There are two different categories of retail energy contracts – “standard” or “standing” contracts, and “market” contracts.
Standard energy contracts tend to be a little simpler, and have no exit fees, but usually no discount either. The conditions of this type of contract are set by law. If you have never chosen a retailer or a contract, you are probably on a standard contract. If you build a new house, or move into an address without notifying a retailer, you will have this type of contract by default.
Market energy contracts offer more variety in their conditions. They may offer a discount, or even multiple discounts, which might depend on certain conditions being met – for instance, paying on time, paying by direct debit, or receiving correspondence by email instead of by post. Market contracts may expire after a set time, or their discounts may expire – the phrase “set benefit period applies” indicates that the benefit (the discount) expires after the set period. In this case, the retailer would continue to supply energy to the customer, but without applying the discount. The customer would need to contact the retailer to set up a new discounted contract.

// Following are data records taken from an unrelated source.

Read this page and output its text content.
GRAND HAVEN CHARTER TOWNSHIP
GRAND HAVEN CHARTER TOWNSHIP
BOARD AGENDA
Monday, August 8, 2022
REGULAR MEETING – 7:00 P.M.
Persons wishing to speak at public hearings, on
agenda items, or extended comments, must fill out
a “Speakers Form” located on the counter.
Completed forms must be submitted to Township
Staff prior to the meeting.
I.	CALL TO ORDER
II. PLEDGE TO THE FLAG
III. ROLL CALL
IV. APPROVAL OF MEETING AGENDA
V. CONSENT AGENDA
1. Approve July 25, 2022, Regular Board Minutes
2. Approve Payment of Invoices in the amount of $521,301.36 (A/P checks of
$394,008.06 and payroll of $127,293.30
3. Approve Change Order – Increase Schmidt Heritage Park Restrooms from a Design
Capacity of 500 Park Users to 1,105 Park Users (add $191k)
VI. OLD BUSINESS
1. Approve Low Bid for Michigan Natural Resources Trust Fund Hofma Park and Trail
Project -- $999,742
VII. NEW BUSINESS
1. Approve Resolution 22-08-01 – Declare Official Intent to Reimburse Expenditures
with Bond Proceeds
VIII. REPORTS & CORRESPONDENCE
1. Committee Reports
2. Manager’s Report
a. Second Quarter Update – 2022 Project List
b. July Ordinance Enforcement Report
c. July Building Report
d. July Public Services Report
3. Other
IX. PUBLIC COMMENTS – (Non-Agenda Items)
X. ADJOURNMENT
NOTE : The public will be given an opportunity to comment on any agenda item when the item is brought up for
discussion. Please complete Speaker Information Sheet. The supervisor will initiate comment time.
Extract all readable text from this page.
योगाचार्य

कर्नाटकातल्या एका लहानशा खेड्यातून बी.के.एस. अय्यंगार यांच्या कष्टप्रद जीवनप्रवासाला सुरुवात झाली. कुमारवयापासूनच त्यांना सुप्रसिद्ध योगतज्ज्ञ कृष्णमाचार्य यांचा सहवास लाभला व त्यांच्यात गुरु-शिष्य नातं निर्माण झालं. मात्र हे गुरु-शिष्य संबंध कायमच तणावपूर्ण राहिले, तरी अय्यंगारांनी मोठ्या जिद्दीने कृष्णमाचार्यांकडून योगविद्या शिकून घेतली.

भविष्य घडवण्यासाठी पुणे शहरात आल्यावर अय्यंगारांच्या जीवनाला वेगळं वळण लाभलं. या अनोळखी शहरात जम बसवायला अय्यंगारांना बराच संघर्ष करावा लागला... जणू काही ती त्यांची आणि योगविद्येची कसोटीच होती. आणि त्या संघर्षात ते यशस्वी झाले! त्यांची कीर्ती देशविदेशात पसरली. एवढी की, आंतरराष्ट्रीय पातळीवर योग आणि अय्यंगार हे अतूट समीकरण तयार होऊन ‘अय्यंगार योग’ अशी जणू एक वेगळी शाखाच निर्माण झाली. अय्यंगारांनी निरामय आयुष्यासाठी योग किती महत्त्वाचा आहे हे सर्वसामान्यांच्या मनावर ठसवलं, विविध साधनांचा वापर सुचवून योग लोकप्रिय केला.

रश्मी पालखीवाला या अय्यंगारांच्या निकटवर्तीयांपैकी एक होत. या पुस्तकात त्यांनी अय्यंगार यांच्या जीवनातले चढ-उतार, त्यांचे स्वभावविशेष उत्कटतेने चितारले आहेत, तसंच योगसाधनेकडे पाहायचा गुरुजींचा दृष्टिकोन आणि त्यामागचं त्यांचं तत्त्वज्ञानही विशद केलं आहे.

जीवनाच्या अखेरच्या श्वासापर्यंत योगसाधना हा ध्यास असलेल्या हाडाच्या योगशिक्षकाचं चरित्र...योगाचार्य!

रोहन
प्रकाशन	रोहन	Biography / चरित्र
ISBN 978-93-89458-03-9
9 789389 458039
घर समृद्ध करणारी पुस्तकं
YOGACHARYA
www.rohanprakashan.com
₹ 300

Some market contracts may be offered only to specific customers, for instance members of a particular club.
Market contracts can apply exit fees if the customer decides to leave early.
The prices that apply under various standard and market contracts can and do vary from retailer to retailer and contract to contract. In South Australia, a maximum retail price of electricity and of gas used to be set by the Essential Services Commission of South Australia, but this price regulation was removed from 1 February 2013.